Looking back at Julian, I stare at his face, his eyes still closed, deep in slumber. His lips part with every exhale before his chest expands on a short inhale. My gaze remains transfixed on his lips, unable to look away. I’ve exhibited extreme restraint all summer by not kissing him, by keeping the ball firmly in my court. How much longer can I hold out?

Chloe’s been pushing me to step out of my comfort zone and do something I didn’t plan. Thanks to Julian, I’ve done just that. I haven’t opened my planner once in the past two weeks, a tremendous feat for someone who usually spends several minutes of every day updating and meticulously planning out my life months in advance. Lately, I haven’t given much thought to what awaits me down the road, mainly because I know what awaits me… Life without Julian. Do I really want to walk away without knowing how his lips taste? I know the answer to that. It’s been evident from the beginning.

Shifting in his arms, I carefully adjust my position, my eyes unwavering as I admire him. I inch toward him and my pulse increases, my racing heart thundering in my ears. All I can do is pray my clumsiness doesn’t decide to make its presence known and turn what I want to be a moment full of passion into one I’ll never live down. There’s no going back after this. I’m about to cross the line I insisted remain firmly drawn. But as I gaze upon Julian’s breathtaking face, I realize the reason I’d kept the line firmly drawn is no longer applicable.

I’ve fallen for him. I’ve allowed him to burrow deep under my skin and into my heart. Kissing him won’t change any of that, won’t make it any less painful when the clock strikes midnight and I turn back into a commoner.

Resolved that this is the path we were always meant to take, I graze my lips against his. They’re warm, soft, electrifying. It’s the slightest hint of a touch, but it still sends a shiver through me, the dull ache that settled in me during our first meeting growing more intense and prominent. I’ve fantasized about this moment on more than one occasion, but nothing could have prepared me for the real thing, the fireworks in my core, the music filling my heart. If this is how I react to the mere whisper of his lips against mine, I can only imagine what would happen if we took this further.
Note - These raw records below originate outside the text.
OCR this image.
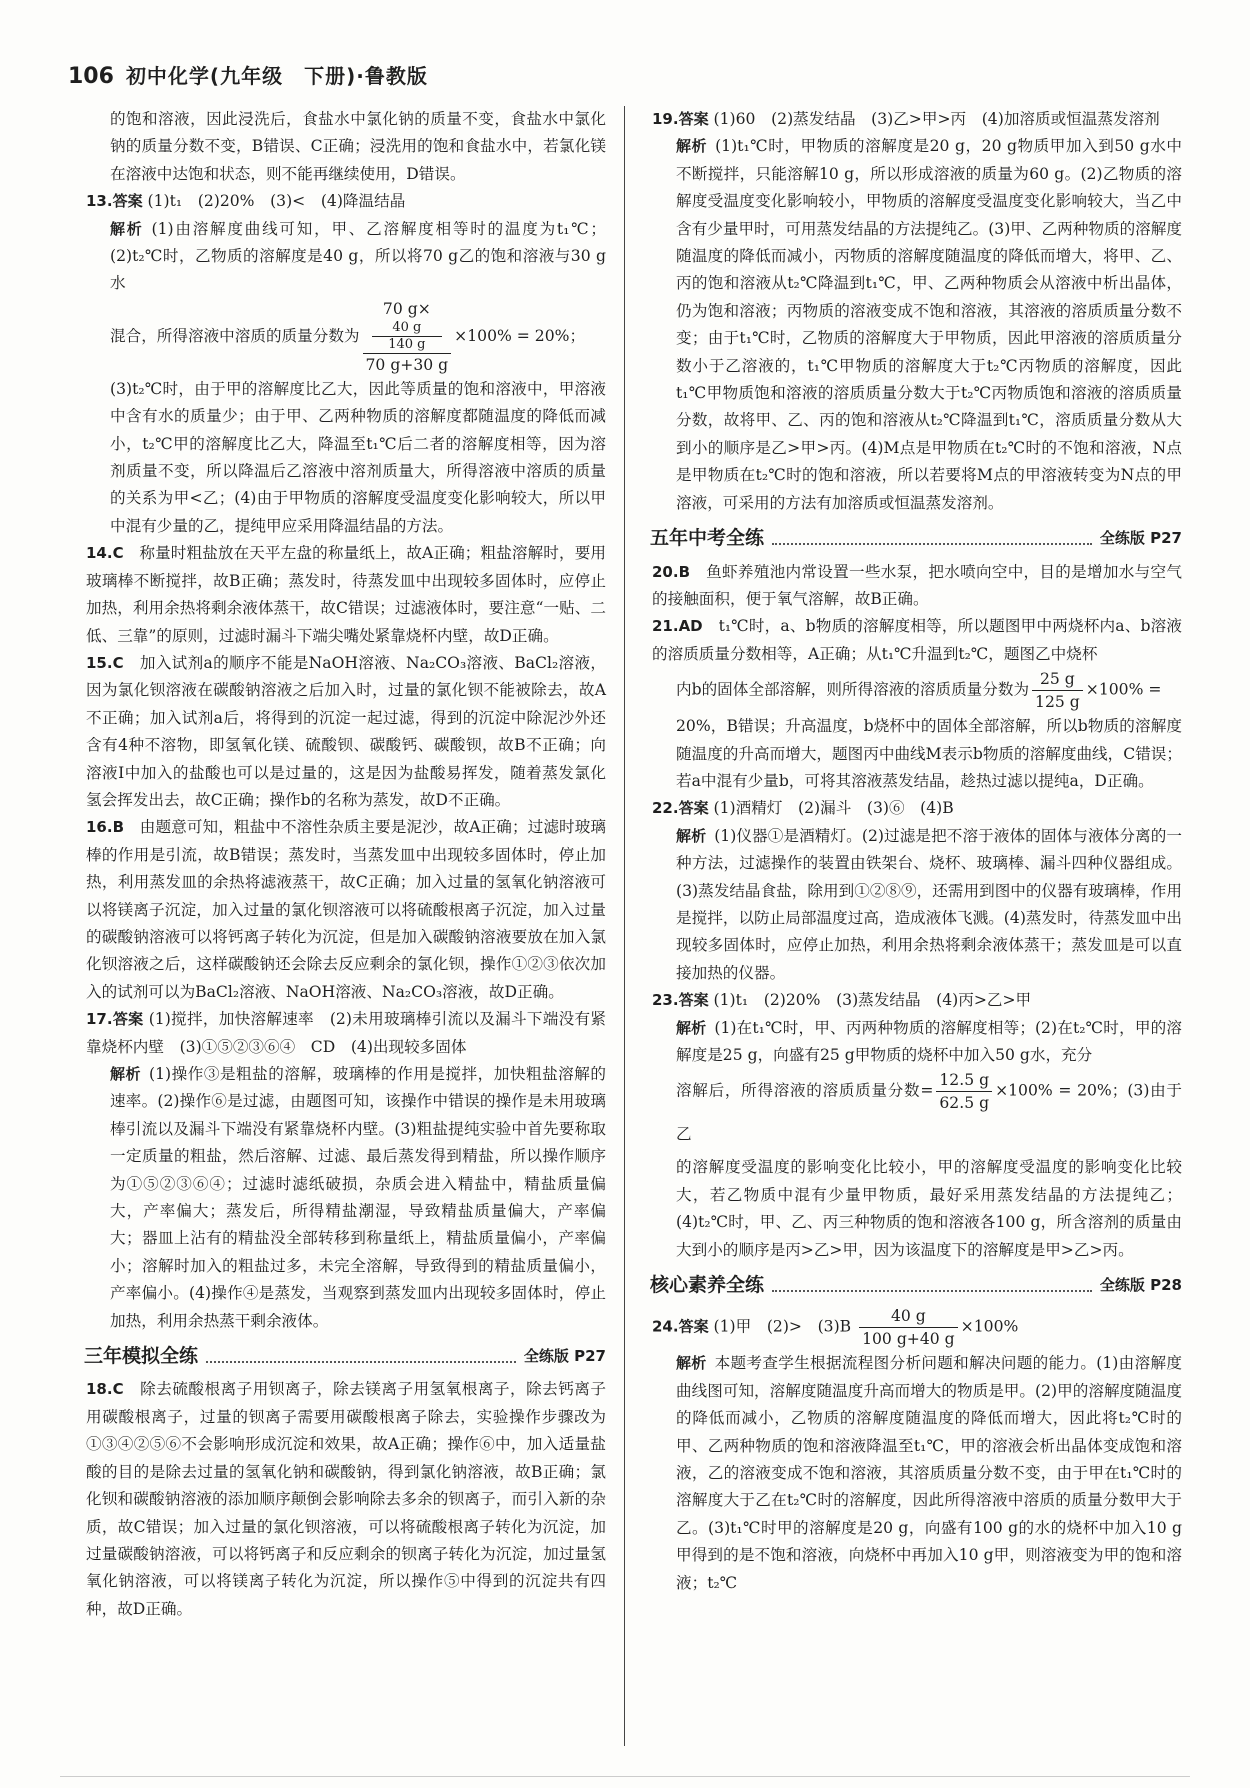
106 初中化学(九年级　下册)·鲁教版

的饱和溶液，因此浸洗后，食盐水中氯化钠的质量不变，食盐水中氯化钠的质量分数不变，B错误、C正确；浸洗用的饱和食盐水中，若氯化镁在溶液中达饱和状态，则不能再继续使用，D错误。

13.答案 (1)t₁　(2)20%　(3)<　(4)降温结晶

解析 (1)由溶解度曲线可知，甲、乙溶解度相等时的温度为t₁℃；(2)t₂℃时，乙物质的溶解度是40 g，所以将70 g乙的饱和溶液与30 g水

混合，所得溶液中溶质的质量分数为 70 g×
40 g
140 g
70 g+30 g ×100% = 20%；

(3)t₂℃时，由于甲的溶解度比乙大，因此等质量的饱和溶液中，甲溶液中含有水的质量少；由于甲、乙两种物质的溶解度都随温度的降低而减小，t₂℃甲的溶解度比乙大，降温至t₁℃后二者的溶解度相等，因为溶剂质量不变，所以降温后乙溶液中溶剂质量大，所得溶液中溶质的质量的关系为甲<乙；(4)由于甲物质的溶解度受温度变化影响较大，所以甲中混有少量的乙，提纯甲应采用降温结晶的方法。

14.C　 称量时粗盐放在天平左盘的称量纸上，故A正确；粗盐溶解时，要用玻璃棒不断搅拌，故B正确；蒸发时，待蒸发皿中出现较多固体时，应停止加热，利用余热将剩余液体蒸干，故C错误；过滤液体时，要注意“一贴、二低、三靠”的原则，过滤时漏斗下端尖嘴处紧靠烧杯内壁，故D正确。

15.C　 加入试剂a的顺序不能是NaOH溶液、Na₂CO₃溶液、BaCl₂溶液，因为氯化钡溶液在碳酸钠溶液之后加入时，过量的氯化钡不能被除去，故A不正确；加入试剂a后，将得到的沉淀一起过滤，得到的沉淀中除泥沙外还含有4种不溶物，即氢氧化镁、硫酸钡、碳酸钙、碳酸钡，故B不正确；向溶液Ⅰ中加入的盐酸也可以是过量的，这是因为盐酸易挥发，随着蒸发氯化氢会挥发出去，故C正确；操作b的名称为蒸发，故D不正确。

16.B　 由题意可知，粗盐中不溶性杂质主要是泥沙，故A正确；过滤时玻璃棒的作用是引流，故B错误；蒸发时，当蒸发皿中出现较多固体时，停止加热，利用蒸发皿的余热将滤液蒸干，故C正确；加入过量的氢氧化钠溶液可以将镁离子沉淀，加入过量的氯化钡溶液可以将硫酸根离子沉淀，加入过量的碳酸钠溶液可以将钙离子转化为沉淀，但是加入碳酸钠溶液要放在加入氯化钡溶液之后，这样碳酸钠还会除去反应剩余的氯化钡，操作①②③依次加入的试剂可以为BaCl₂溶液、NaOH溶液、Na₂CO₃溶液，故D正确。

17.答案 (1)搅拌，加快溶解速率　(2)未用玻璃棒引流以及漏斗下端没有紧靠烧杯内壁　(3)①⑤②③⑥④　CD　(4)出现较多固体

解析 (1)操作③是粗盐的溶解，玻璃棒的作用是搅拌，加快粗盐溶解的速率。(2)操作⑥是过滤，由题图可知，该操作中错误的操作是未用玻璃棒引流以及漏斗下端没有紧靠烧杯内壁。(3)粗盐提纯实验中首先要称取一定质量的粗盐，然后溶解、过滤、最后蒸发得到精盐，所以操作顺序为①⑤②③⑥④；过滤时滤纸破损，杂质会进入精盐中，精盐质量偏大，产率偏大；蒸发后，所得精盐潮湿，导致精盐质量偏大，产率偏大；器皿上沾有的精盐没全部转移到称量纸上，精盐质量偏小，产率偏小；溶解时加入的粗盐过多，未完全溶解，导致得到的精盐质量偏小，产率偏小。(4)操作④是蒸发，当观察到蒸发皿内出现较多固体时，停止加热，利用余热蒸干剩余液体。

三年模拟全练	全练版 P27

18.C　 除去硫酸根离子用钡离子，除去镁离子用氢氧根离子，除去钙离子用碳酸根离子，过量的钡离子需要用碳酸根离子除去，实验操作步骤改为①③④②⑤⑥不会影响形成沉淀和效果，故A正确；操作⑥中，加入适量盐酸的目的是除去过量的氢氧化钠和碳酸钠，得到氯化钠溶液，故B正确；氯化钡和碳酸钠溶液的添加顺序颠倒会影响除去多余的钡离子，而引入新的杂质，故C错误；加入过量的氯化钡溶液，可以将硫酸根离子转化为沉淀，加过量碳酸钠溶液，可以将钙离子和反应剩余的钡离子转化为沉淀，加过量氢氧化钠溶液，可以将镁离子转化为沉淀，所以操作⑤中得到的沉淀共有四种，故D正确。

19.答案 (1)60　(2)蒸发结晶　(3)乙>甲>丙　(4)加溶质或恒温蒸发溶剂

解析 (1)t₁℃时，甲物质的溶解度是20 g，20 g物质甲加入到50 g水中不断搅拌，只能溶解10 g，所以形成溶液的质量为60 g。(2)乙物质的溶解度受温度变化影响较小，甲物质的溶解度受温度变化影响较大，当乙中含有少量甲时，可用蒸发结晶的方法提纯乙。(3)甲、乙两种物质的溶解度随温度的降低而减小，丙物质的溶解度随温度的降低而增大，将甲、乙、丙的饱和溶液从t₂℃降温到t₁℃，甲、乙两种物质会从溶液中析出晶体，仍为饱和溶液；丙物质的溶液变成不饱和溶液，其溶液的溶质质量分数不变；由于t₁℃时，乙物质的溶解度大于甲物质，因此甲溶液的溶质质量分数小于乙溶液的，t₁℃甲物质的溶解度大于t₂℃丙物质的溶解度，因此t₁℃甲物质饱和溶液的溶质质量分数大于t₂℃丙物质饱和溶液的溶质质量分数，故将甲、乙、丙的饱和溶液从t₂℃降温到t₁℃，溶质质量分数从大到小的顺序是乙>甲>丙。(4)M点是甲物质在t₂℃时的不饱和溶液，N点是甲物质在t₂℃时的饱和溶液，所以若要将M点的甲溶液转变为N点的甲溶液，可采用的方法有加溶质或恒温蒸发溶剂。

五年中考全练	全练版 P27

20.B　 鱼虾养殖池内常设置一些水泵，把水喷向空中，目的是增加水与空气的接触面积，便于氧气溶解，故B正确。

21.AD　 t₁℃时，a、b物质的溶解度相等，所以题图甲中两烧杯内a、b溶液的溶质质量分数相等，A正确；从t₁℃升温到t₂℃，题图乙中烧杯

内b的固体全部溶解，则所得溶液的溶质质量分数为 $\frac{25 g}{125 g} \times 100\%$ =

20%，B错误；升高温度，b烧杯中的固体全部溶解，所以b物质的溶解度随温度的升高而增大，题图丙中曲线M表示b物质的溶解度曲线，C错误；若a中混有少量b，可将其溶液蒸发结晶，趁热过滤以提纯a，D正确。

22.答案 (1)酒精灯　(2)漏斗　(3)⑥　(4)B

解析 (1)仪器①是酒精灯。(2)过滤是把不溶于液体的固体与液体分离的一种方法，过滤操作的装置由铁架台、烧杯、玻璃棒、漏斗四种仪器组成。(3)蒸发结晶食盐，除用到①②⑧⑨，还需用到图中的仪器有玻璃棒，作用是搅拌，以防止局部温度过高，造成液体飞溅。(4)蒸发时，待蒸发皿中出现较多固体时，应停止加热，利用余热将剩余液体蒸干；蒸发皿是可以直接加热的仪器。

23.答案 (1)t₁　(2)20%　(3)蒸发结晶　(4)丙>乙>甲

解析 (1)在t₁℃时，甲、丙两种物质的溶解度相等；(2)在t₂℃时，甲的溶解度是25 g，向盛有25 g甲物质的烧杯中加入50 g水，充分

溶解后，所得溶液的溶质质量分数= $\frac{12.5 g}{62.5 g} \times 100\% = 20\%$；(3)由于乙

的溶解度受温度的影响变化比较小，甲的溶解度受温度的影响变化比较大，若乙物质中混有少量甲物质，最好采用蒸发结晶的方法提纯乙；(4)t₂℃时，甲、乙、丙三种物质的饱和溶液各100 g，所含溶剂的质量由大到小的顺序是丙>乙>甲，因为该温度下的溶解度是甲>乙>丙。

核心素养全练	全练版 P28

24.答案 (1)甲　(2)>　$(3)B \frac{40 g}{100 g+40 g} \times 100\%$

解析 本题考查学生根据流程图分析问题和解决问题的能力。(1)由溶解度曲线图可知，溶解度随温度升高而增大的物质是甲。(2)甲的溶解度随温度的降低而减小，乙物质的溶解度随温度的降低而增大，因此将t₂℃时的甲、乙两种物质的饱和溶液降温至t₁℃，甲的溶液会析出晶体变成饱和溶液，乙的溶液变成不饱和溶液，其溶质质量分数不变，由于甲在t₁℃时的溶解度大于乙在t₂℃时的溶解度，因此所得溶液中溶质的质量分数甲大于乙。(3)t₁℃时甲的溶解度是20 g，向盛有100 g的水的烧杯中加入10 g甲得到的是不饱和溶液，向烧杯中再加入10 g甲，则溶液变为甲的饱和溶液；t₂℃
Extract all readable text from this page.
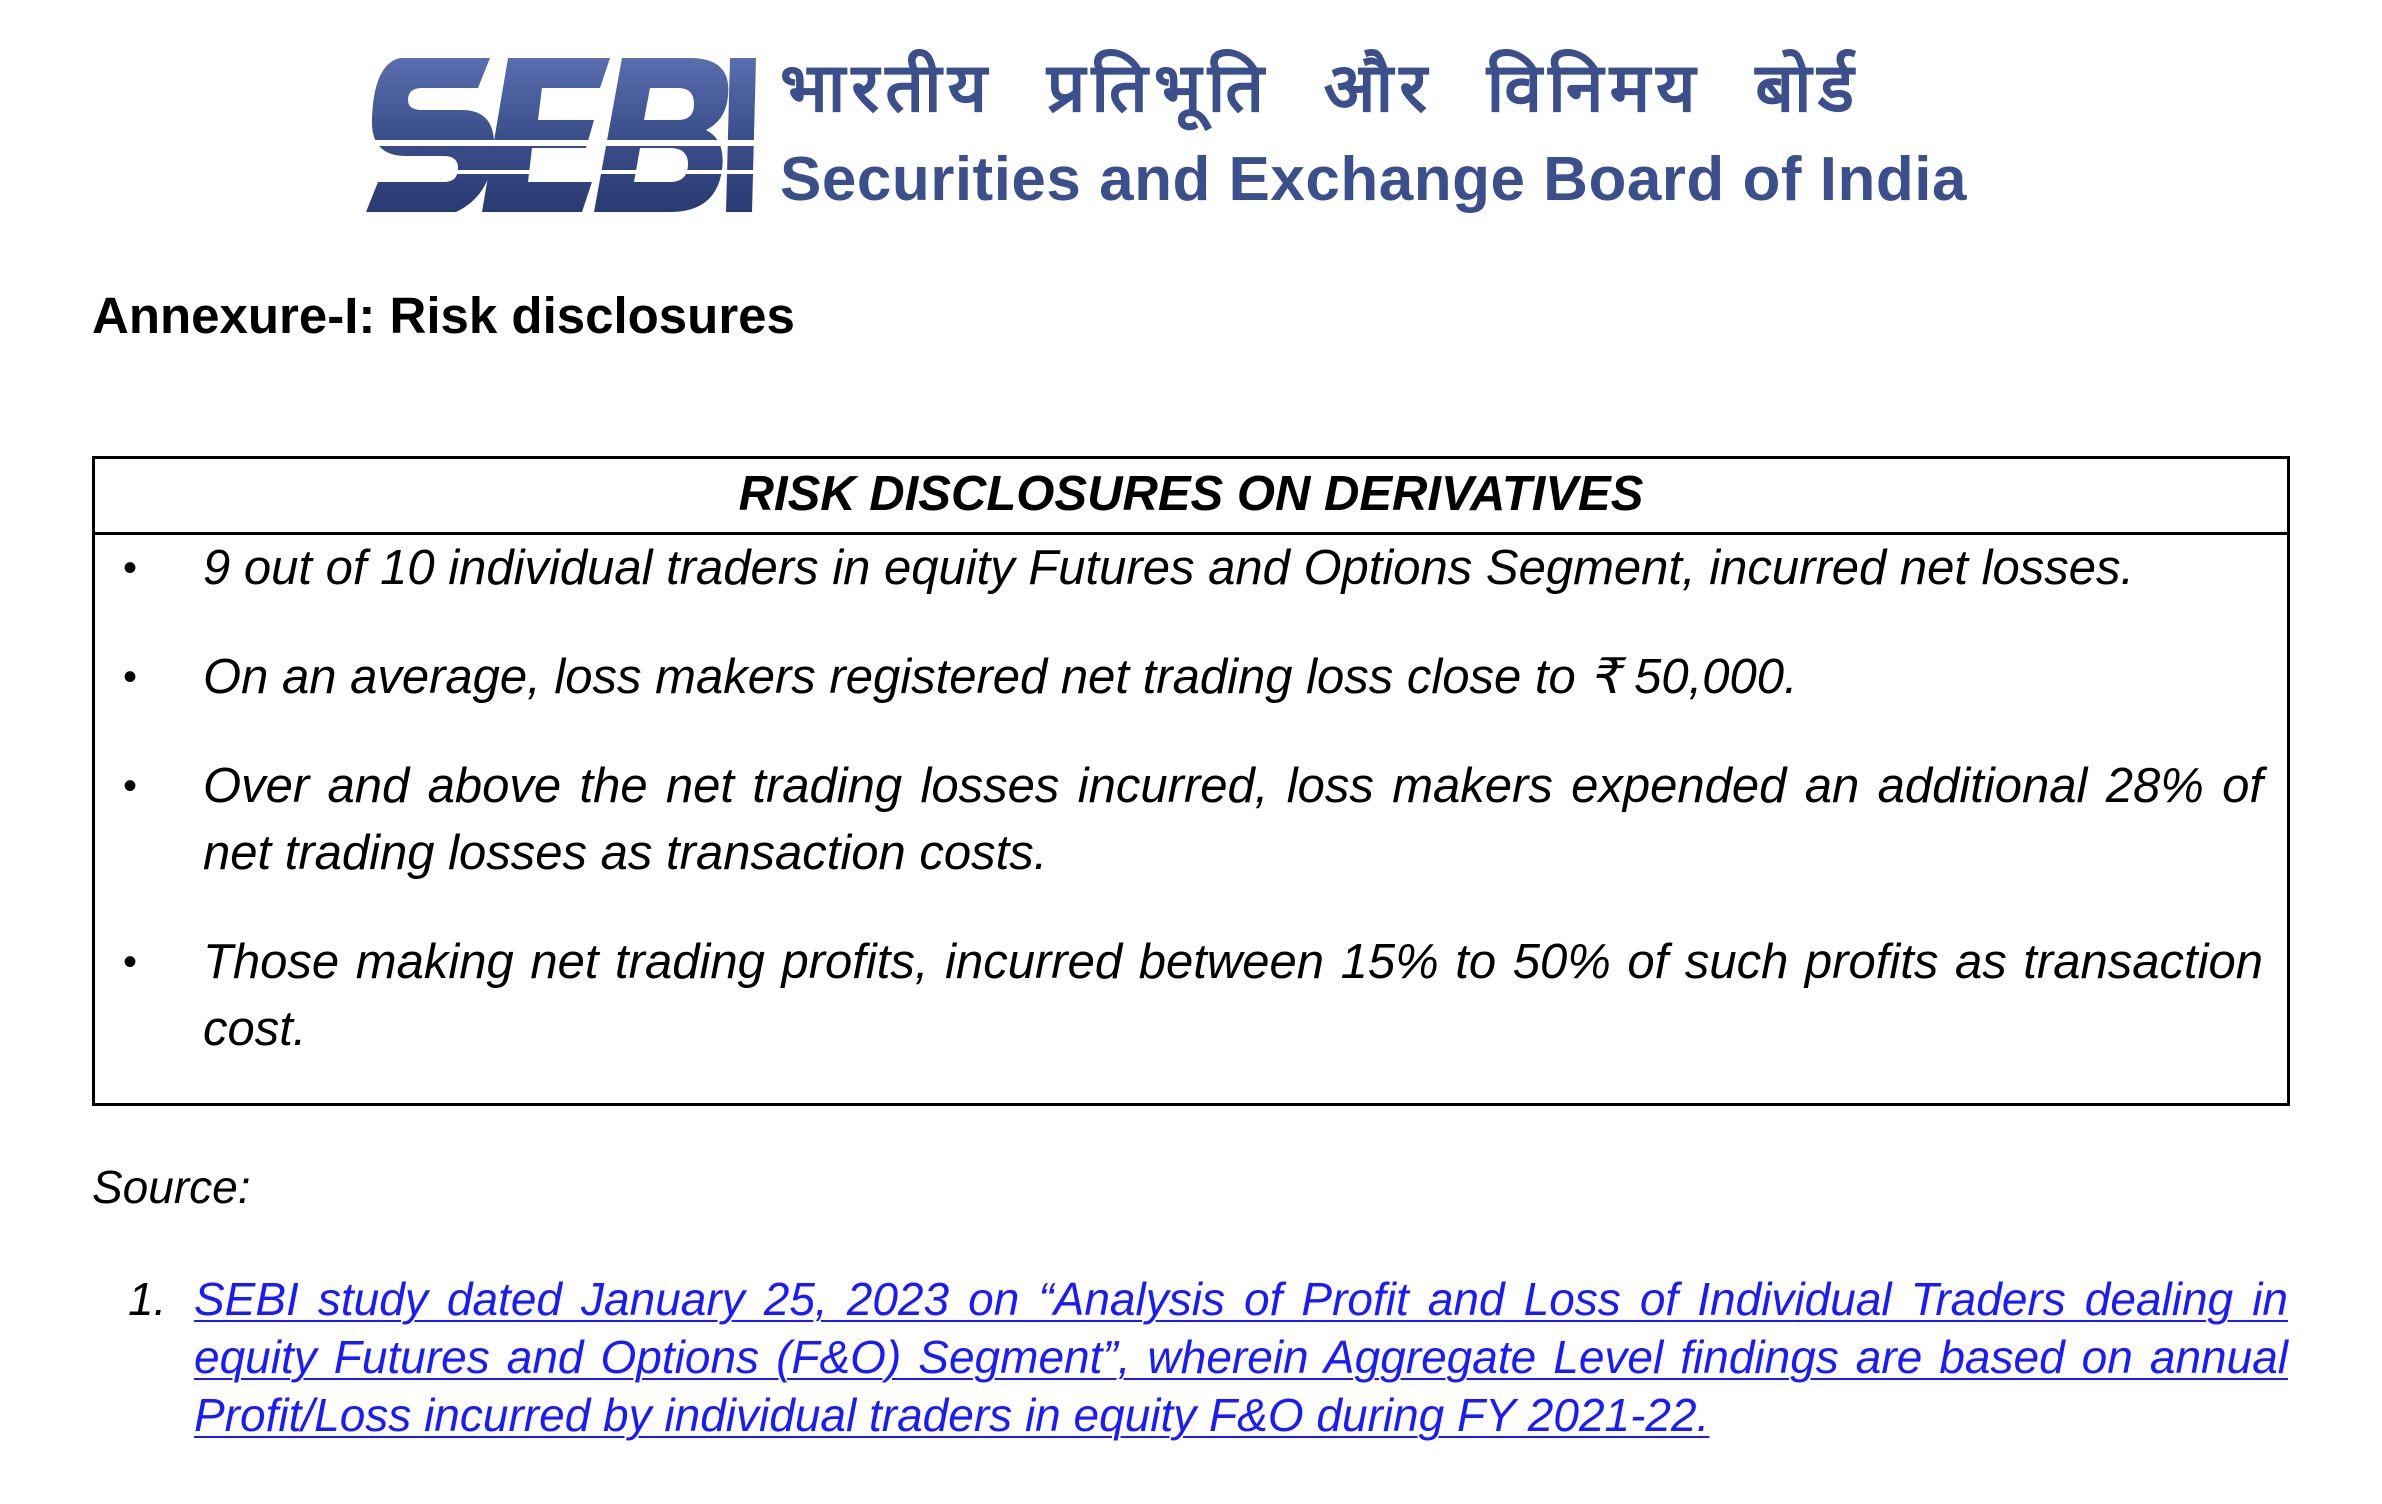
भारतीय प्रतिभूति और विनिमय बोर्ड
Securities and Exchange Board of India
Annexure-I: Risk disclosures
RISK DISCLOSURES ON DERIVATIVES
• 9 out of 10 individual traders in equity Futures and Options Segment, incurred net losses.
• On an average, loss makers registered net trading loss close to ₹ 50,000.
• Over and above the net trading losses incurred, loss makers expended an additional 28% of net trading losses as transaction costs.
• Those making net trading profits, incurred between 15% to 50% of such profits as transaction cost.
Source:
1. SEBI study dated January 25, 2023 on “Analysis of Profit and Loss of Individual Traders dealing in equity Futures and Options (F&O) Segment”, wherein Aggregate Level findings are based on annual Profit/Loss incurred by individual traders in equity F&O during FY 2021-22.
Lost in the sensation, I almost don’t realize when Julian’s body tenses beneath mine, his breath hitching. I should pull back now that he’s caught me stealing a kiss, but I’m physically unable to retreat. And he doesn’t push me away, either. We remain in place, our lips barely touching, neither one of us moving. The meaning behind this isn’t lost on either of us.

We’re at a crossroads.

I can pull back, apologize, and pretend this never happened. Or I can take a risk on something new, something exhilarating that will inevitably end in heartbreak. I’ve spent all my adult life planning every second of every day. I allowed myself to be locked in a cage, feigning happiness in a life that made me miserable. It wasn’t until Julian, until I took a leap and did something out of character, that I finally felt alive. I want more of that.

Threading my fingers through Julian’s wayward locks, I press my mouth more firmly against his. With a groan, he wraps his arms around my waist, pulling me into his lap, forcing my legs on either side of him. His embrace is powerful, dominating, consuming, yet he allows me to remain in control, to decide how far to take this. There’s no question that the ball’s still in my court. I get the feeling that’s exactly where it will stay.